Het is vakantie! We zijn inmiddels een weekje onderweg en we merken aan onze kinderen dat zij ook wel aan het leventje hier kunnen wennen. Onze dochter van vijf kletst erop los met haar neven, nichten, ooms, tantes en natuurlijk met opa en oma. Onze zoon van 3 is gaat na een paar dagen opwarmen ook als een trein š
Anderhalf jaar geleden schreef ik een keer over hoe zij in hun eigen mixtaaltje met elkaar spraken.

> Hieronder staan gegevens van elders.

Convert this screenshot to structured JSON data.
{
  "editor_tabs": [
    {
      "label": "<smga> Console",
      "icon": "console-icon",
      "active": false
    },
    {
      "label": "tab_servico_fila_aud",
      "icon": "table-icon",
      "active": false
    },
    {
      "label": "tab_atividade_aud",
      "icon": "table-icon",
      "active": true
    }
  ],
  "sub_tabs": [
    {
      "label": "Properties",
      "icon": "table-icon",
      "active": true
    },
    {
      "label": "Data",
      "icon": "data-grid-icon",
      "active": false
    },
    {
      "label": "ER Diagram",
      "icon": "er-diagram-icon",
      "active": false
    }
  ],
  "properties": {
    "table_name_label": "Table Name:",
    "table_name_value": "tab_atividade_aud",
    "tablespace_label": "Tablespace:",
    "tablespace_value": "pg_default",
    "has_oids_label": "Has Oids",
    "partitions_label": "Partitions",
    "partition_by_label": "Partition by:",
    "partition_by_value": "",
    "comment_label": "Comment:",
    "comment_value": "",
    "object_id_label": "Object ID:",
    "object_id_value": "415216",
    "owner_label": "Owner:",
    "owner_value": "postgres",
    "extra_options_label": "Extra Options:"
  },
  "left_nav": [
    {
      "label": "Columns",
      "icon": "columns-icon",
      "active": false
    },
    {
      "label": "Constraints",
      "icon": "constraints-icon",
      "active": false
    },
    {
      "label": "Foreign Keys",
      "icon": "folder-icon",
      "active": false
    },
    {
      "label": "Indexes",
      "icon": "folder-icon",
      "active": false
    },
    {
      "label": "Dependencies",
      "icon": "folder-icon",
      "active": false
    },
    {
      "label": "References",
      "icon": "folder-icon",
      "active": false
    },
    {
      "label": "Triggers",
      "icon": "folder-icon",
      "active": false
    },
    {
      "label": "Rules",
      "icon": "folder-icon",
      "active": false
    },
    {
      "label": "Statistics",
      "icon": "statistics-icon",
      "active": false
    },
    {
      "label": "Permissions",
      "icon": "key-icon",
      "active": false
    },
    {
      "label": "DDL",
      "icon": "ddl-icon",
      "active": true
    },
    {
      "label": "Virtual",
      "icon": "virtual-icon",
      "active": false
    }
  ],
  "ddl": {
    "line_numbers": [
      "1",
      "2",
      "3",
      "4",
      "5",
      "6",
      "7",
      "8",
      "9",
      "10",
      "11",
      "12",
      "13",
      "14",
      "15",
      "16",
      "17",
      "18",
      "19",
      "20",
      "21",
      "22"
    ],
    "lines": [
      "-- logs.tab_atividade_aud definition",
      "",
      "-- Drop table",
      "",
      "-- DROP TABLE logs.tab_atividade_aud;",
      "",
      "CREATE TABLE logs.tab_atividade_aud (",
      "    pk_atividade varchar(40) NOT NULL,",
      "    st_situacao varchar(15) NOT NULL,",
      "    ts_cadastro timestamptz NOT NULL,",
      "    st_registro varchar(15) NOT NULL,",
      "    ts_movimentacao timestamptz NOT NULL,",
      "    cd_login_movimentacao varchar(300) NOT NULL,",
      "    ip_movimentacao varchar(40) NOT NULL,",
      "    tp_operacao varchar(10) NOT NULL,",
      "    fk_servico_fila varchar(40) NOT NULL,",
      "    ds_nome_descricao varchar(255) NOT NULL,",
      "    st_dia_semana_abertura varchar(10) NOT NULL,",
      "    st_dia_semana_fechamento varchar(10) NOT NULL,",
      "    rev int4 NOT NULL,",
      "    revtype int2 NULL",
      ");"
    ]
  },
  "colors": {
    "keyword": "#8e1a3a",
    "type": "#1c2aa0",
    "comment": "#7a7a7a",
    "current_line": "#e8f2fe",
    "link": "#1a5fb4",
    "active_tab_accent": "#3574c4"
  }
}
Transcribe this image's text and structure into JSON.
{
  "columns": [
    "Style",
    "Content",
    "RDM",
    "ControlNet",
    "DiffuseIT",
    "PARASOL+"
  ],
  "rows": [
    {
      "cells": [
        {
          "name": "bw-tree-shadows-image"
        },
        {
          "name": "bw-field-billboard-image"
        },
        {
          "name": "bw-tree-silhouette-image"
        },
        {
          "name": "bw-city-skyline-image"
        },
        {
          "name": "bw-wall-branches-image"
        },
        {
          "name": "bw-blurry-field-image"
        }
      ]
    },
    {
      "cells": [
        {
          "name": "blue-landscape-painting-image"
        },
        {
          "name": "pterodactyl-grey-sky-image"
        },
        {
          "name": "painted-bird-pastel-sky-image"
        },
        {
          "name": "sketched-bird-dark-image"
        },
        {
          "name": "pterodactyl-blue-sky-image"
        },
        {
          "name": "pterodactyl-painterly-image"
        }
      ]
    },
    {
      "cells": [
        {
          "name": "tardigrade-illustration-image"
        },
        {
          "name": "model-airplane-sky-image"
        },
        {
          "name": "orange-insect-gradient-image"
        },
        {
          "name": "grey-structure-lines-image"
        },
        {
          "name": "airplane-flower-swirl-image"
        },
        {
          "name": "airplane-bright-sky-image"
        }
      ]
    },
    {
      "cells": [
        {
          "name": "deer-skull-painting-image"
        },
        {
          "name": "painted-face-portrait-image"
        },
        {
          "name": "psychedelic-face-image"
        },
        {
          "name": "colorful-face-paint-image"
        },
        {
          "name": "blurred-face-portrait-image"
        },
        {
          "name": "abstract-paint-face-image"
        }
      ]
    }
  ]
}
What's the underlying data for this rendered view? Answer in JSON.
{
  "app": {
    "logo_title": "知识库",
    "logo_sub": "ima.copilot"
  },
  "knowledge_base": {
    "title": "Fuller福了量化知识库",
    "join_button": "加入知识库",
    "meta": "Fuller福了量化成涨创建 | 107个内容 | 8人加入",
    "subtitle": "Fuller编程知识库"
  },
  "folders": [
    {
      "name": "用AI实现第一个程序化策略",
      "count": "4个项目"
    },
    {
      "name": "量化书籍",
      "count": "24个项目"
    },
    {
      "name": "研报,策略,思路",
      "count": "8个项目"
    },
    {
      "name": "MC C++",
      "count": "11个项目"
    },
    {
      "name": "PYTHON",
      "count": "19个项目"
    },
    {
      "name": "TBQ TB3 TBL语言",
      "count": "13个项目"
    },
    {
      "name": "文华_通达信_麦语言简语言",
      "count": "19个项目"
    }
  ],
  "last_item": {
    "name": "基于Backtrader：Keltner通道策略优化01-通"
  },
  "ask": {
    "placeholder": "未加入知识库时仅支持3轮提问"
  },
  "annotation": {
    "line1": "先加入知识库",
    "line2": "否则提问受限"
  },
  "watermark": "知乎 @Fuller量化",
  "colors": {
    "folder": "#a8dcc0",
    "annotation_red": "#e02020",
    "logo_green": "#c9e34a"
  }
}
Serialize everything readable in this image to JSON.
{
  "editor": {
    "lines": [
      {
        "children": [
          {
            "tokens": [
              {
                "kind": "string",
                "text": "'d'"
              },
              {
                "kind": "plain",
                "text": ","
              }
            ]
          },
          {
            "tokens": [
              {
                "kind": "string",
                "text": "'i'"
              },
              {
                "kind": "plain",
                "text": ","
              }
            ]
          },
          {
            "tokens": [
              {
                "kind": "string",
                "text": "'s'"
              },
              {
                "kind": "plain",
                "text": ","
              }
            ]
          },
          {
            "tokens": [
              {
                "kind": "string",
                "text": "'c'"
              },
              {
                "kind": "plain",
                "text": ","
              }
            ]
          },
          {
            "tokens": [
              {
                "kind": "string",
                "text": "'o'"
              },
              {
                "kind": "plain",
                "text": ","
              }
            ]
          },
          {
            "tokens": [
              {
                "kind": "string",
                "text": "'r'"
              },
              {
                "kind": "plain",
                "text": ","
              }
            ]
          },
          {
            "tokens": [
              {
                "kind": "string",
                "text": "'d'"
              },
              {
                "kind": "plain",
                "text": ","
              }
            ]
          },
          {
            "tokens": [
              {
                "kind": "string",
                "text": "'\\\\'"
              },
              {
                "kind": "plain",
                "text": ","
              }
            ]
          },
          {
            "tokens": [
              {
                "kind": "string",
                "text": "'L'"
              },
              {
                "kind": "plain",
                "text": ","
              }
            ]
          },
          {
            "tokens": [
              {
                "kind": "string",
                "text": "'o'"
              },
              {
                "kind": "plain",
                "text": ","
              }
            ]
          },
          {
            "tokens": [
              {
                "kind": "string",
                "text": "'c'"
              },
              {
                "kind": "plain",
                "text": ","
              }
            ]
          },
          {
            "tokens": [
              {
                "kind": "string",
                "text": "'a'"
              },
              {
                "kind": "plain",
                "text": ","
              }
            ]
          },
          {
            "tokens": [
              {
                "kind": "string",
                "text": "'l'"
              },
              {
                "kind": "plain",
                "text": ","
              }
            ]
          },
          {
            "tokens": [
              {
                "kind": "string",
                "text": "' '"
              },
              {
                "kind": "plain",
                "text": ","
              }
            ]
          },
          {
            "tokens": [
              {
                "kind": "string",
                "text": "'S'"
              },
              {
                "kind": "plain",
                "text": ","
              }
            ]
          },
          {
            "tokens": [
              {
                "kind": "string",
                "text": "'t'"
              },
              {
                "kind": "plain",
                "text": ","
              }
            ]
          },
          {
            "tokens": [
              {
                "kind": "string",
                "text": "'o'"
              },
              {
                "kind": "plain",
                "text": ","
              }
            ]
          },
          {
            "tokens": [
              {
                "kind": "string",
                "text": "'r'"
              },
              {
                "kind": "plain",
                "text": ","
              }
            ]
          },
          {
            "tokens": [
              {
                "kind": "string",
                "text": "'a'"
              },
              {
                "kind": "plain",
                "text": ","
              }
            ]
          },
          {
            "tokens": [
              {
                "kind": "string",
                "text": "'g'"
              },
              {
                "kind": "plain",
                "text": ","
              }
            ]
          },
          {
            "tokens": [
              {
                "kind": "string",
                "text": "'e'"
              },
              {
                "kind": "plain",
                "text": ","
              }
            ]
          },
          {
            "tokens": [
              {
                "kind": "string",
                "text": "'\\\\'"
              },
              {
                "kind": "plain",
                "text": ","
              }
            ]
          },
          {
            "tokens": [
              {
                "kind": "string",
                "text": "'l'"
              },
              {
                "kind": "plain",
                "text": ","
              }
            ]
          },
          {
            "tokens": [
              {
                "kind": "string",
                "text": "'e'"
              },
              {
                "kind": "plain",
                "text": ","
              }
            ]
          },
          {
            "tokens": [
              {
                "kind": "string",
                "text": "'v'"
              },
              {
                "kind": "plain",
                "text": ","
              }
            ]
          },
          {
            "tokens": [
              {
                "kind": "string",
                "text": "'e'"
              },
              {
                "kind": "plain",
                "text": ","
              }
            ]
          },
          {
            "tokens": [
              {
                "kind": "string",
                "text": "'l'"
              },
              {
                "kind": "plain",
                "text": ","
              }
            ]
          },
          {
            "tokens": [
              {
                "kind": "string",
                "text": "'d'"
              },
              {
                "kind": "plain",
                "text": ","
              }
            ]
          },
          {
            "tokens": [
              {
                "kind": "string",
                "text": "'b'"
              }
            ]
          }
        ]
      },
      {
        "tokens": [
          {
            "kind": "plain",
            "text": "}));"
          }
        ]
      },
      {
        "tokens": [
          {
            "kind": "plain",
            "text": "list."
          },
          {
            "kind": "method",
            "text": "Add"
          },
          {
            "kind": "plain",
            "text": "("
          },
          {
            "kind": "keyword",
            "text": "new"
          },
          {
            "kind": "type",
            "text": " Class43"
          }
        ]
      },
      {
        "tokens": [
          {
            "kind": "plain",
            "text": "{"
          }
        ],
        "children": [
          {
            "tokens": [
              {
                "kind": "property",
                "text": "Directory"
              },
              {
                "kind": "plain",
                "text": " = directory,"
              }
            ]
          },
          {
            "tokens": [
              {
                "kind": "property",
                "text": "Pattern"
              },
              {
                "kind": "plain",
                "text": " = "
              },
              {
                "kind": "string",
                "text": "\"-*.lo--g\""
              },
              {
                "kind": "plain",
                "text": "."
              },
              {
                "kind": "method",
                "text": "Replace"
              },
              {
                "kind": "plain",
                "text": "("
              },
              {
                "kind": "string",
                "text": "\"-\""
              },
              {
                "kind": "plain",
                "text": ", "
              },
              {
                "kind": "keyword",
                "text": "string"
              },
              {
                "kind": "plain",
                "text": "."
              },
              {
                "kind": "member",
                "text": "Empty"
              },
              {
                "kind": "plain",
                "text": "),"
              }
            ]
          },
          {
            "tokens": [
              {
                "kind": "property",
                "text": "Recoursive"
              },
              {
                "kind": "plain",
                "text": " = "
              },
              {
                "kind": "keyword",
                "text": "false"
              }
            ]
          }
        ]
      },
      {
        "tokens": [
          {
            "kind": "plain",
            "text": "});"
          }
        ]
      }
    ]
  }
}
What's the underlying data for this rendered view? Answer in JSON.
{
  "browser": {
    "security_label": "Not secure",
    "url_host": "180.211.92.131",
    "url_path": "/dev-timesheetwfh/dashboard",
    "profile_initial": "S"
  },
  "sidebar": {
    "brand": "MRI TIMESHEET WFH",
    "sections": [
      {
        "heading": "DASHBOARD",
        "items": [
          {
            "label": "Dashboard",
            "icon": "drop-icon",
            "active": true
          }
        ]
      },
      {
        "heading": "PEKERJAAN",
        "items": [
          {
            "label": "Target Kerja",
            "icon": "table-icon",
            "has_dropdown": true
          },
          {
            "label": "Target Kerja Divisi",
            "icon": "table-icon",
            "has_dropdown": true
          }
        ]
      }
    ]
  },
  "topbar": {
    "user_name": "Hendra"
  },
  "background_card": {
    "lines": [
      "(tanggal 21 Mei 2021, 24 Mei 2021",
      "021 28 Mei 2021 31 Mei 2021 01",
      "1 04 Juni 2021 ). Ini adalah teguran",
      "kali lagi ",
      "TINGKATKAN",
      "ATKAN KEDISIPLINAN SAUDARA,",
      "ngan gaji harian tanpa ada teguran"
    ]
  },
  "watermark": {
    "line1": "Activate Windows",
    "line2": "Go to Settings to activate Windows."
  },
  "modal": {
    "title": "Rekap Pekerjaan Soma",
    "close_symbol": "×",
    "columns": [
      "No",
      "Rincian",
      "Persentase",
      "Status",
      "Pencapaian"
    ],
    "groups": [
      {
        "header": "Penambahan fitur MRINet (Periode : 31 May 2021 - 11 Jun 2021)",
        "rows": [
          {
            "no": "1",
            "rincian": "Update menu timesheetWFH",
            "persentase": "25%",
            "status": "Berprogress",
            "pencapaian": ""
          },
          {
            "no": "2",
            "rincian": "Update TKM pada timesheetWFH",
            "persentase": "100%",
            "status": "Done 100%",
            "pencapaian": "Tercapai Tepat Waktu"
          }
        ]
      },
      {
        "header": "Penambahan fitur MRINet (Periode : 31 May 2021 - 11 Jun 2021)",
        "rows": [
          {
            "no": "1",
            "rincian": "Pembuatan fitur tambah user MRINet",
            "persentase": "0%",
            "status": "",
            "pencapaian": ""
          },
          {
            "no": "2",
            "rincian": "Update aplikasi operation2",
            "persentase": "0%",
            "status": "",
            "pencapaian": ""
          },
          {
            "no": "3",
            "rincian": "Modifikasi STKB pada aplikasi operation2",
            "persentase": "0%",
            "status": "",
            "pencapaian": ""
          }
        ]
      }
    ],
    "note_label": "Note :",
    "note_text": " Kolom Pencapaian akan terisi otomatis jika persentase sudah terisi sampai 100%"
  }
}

Dat was voordat onze dochter naar school ging en onze zoon nog niet zo heel veel woordjes kende. Het maakt wel veel uit dat onze dochter nu op school zit en dat ook onze zoon steeds meer praat met leeftijdgenootjes. Inmiddels horen ze allebei zo veel meer Nederlands dan Italiaans, dat ze met elkaar eigenlijk alleen maar Nederlands praten.
Ik merk wel dat ze, hoe langer we hier zijn, steeds meer nieuwe woorden leren. Vooral voor mijn zoon zijn dat hele nieuwe woorden, waarvan hij het Nederlandse woord vaak niet eens kent. Bij mijn dochter heb ik meer het idee dat ze die woorden echt associeert met deze plek.
Hoe dan ook, ze zijn weer lekker aan het mixen geslagen. En dat levert dit soort gesprekjes op:
Zij: gaan we naar de lido [strandtent]? Ik wil graag granita [schaafijs] eten en dan zwemmen zonder braccioli [zwembandjes] en alleen als er geen meduse [kwallen] zijn.
Hij: nee, ik wil niet naar de lido. Ik wil noccioline [hazelnootjes] zoeken en schiacciare [verpletteren] met mijn voeten!
Gelukkig hebben we alle tijd van de wereld om te eten, zwemmen, zoeken, verpletteren en nog veel meer!